「豊饒の海」第二部で、前作「春の雪」のその後を描いている。主人公は異なっているが、一応設定上は同一ということになろうか。というのも今回の主人公、飯沼の息子、飯沼勲は「春の雪」の主人公、松枝清顕の生まれ変わりという設定になっているからだ。
この飯沼勲の行動原理は純粋である。
信念のために死をも厭わず、むしろ積極的に死を受け入れるようにまっすぐ突き進む。それが勲の美学「純粋」の本質だ。
僕は三島の人生を表面的にしか知らないけれど、恐らくこの中には三島が本気で信じた信念が隠されているのだろう。一応、小説内には勲の考えに反対する意見をいくつか載せているけれど、三島はどこかでその信念を信じ抜きたいと思っているように感じられる。

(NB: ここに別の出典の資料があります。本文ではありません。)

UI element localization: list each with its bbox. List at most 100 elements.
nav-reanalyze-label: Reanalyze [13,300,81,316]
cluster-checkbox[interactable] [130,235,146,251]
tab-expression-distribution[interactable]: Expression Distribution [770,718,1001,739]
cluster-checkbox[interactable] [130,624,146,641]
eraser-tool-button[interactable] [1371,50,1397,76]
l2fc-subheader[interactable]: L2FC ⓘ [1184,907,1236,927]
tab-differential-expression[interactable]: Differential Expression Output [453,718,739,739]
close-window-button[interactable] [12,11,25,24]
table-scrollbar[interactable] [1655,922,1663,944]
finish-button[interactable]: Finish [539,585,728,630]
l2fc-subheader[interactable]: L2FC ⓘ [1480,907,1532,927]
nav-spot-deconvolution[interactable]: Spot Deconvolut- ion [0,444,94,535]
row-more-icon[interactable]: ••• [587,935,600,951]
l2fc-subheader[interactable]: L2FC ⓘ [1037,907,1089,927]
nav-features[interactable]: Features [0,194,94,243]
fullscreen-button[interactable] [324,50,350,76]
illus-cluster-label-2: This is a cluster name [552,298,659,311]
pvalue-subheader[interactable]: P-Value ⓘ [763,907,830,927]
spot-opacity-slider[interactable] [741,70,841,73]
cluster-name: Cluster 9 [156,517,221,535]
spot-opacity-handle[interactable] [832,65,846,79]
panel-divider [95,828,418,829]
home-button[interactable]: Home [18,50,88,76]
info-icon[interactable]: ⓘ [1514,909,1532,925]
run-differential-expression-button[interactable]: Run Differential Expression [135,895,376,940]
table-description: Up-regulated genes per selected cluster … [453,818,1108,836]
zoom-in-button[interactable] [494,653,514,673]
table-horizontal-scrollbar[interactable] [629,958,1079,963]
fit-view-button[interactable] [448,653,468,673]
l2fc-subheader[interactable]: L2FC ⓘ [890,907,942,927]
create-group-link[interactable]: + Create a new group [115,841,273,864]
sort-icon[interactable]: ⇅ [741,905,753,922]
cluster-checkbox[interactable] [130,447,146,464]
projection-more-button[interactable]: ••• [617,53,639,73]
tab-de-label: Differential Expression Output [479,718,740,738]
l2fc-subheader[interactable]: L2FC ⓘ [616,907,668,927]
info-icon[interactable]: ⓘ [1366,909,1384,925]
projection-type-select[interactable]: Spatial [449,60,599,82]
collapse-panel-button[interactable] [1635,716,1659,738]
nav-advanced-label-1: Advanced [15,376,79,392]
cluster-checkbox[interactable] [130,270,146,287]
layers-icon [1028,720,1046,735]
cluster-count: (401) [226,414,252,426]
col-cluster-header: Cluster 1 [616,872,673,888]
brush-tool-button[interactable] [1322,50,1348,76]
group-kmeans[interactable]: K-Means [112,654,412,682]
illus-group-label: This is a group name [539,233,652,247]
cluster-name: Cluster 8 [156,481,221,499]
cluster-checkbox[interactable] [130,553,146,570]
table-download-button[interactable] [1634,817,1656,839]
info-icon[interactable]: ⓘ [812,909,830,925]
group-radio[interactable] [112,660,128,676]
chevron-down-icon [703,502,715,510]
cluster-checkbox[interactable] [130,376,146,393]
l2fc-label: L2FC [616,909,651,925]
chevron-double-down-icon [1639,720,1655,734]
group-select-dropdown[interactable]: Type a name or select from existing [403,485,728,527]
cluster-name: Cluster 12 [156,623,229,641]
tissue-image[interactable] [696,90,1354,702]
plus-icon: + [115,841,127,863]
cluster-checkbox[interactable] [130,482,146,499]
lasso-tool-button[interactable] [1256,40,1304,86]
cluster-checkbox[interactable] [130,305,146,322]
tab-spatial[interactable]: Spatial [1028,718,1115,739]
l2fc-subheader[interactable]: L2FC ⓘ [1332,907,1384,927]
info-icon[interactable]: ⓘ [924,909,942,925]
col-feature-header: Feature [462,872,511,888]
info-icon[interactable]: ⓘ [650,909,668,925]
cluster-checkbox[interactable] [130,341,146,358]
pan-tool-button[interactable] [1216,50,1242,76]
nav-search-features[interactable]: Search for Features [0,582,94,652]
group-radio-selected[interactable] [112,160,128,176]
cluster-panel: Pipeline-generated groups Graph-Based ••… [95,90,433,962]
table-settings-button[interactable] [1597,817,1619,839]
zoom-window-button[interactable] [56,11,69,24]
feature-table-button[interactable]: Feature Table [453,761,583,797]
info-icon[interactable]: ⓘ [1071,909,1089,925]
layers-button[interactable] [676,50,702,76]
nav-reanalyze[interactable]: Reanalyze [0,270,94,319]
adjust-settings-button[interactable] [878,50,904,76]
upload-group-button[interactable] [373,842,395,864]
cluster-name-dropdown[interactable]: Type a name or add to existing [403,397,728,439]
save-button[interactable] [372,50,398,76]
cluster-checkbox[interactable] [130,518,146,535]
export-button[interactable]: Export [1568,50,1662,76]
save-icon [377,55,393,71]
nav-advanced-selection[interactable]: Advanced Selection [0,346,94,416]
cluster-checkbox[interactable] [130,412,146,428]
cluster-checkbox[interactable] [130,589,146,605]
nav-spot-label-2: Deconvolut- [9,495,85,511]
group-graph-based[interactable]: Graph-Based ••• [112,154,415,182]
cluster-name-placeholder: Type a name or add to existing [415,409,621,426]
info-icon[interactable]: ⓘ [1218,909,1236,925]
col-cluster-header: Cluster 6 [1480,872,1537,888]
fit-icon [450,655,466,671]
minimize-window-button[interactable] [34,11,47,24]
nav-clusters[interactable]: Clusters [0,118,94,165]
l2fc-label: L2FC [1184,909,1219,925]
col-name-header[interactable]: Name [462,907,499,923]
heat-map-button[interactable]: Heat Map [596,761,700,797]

確かに、そんな勲の純粋さは一つの美学としては魅力的かもしれない。だけど同時にその純粋さはあまりに激烈すぎる、とも僕には感じられた。
たとえば、勲は、殺すほどでもないと思いながら、暗殺を決行しようと動き出す。僕はそんな行動を取る、勲という男にどれほどの思想性があったのだろうか、という気もしないではない。僕から見れば、彼は単純に何でもよかったのではないか、という気がしてならなかった。
彼が本当に求めていたのは、純粋な行為であり、それを言い訳にした死への陶酔ではないだろうか。思想は無く、いかに美しく死ぬかという、死への願望があるだけではなかっただろうか。

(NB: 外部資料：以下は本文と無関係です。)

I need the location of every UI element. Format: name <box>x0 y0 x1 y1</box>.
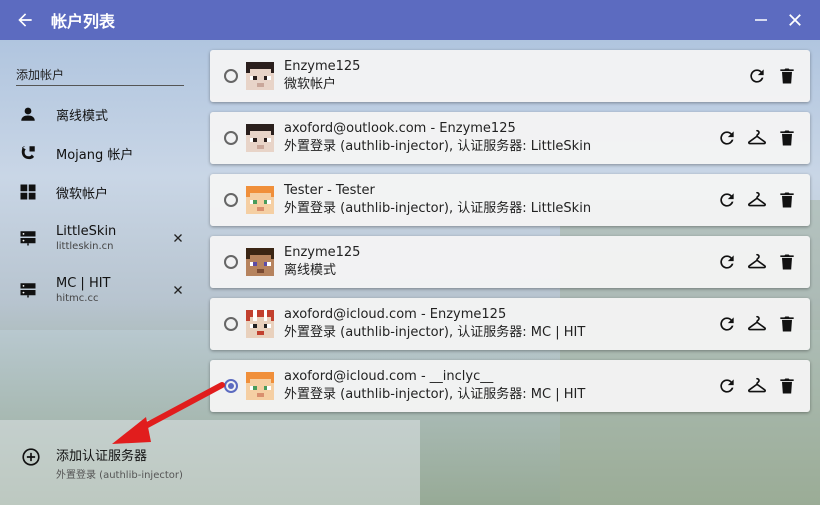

もちろんそれならそれでもかまわない。それはそれでいかにも若い勲らしい生き様だと思う。
しかしそれゆえに僕はどうしてもこの作品には共感できそうにはなかった。ここにあるのは結局テロリストの論理だからだ。まあ若いテロリストを扱った作品だから、当然なのだけど。
僕はこの作品をいろんな意味で(ストーリー、文章、勲という男の持つ純粋さ等々)すばらしいと思う。面白いと思ったことは間違いない。
しかしこの作品に共感するか、といったらノーだ。そして、この作品に関してはそれでいいのだと思う。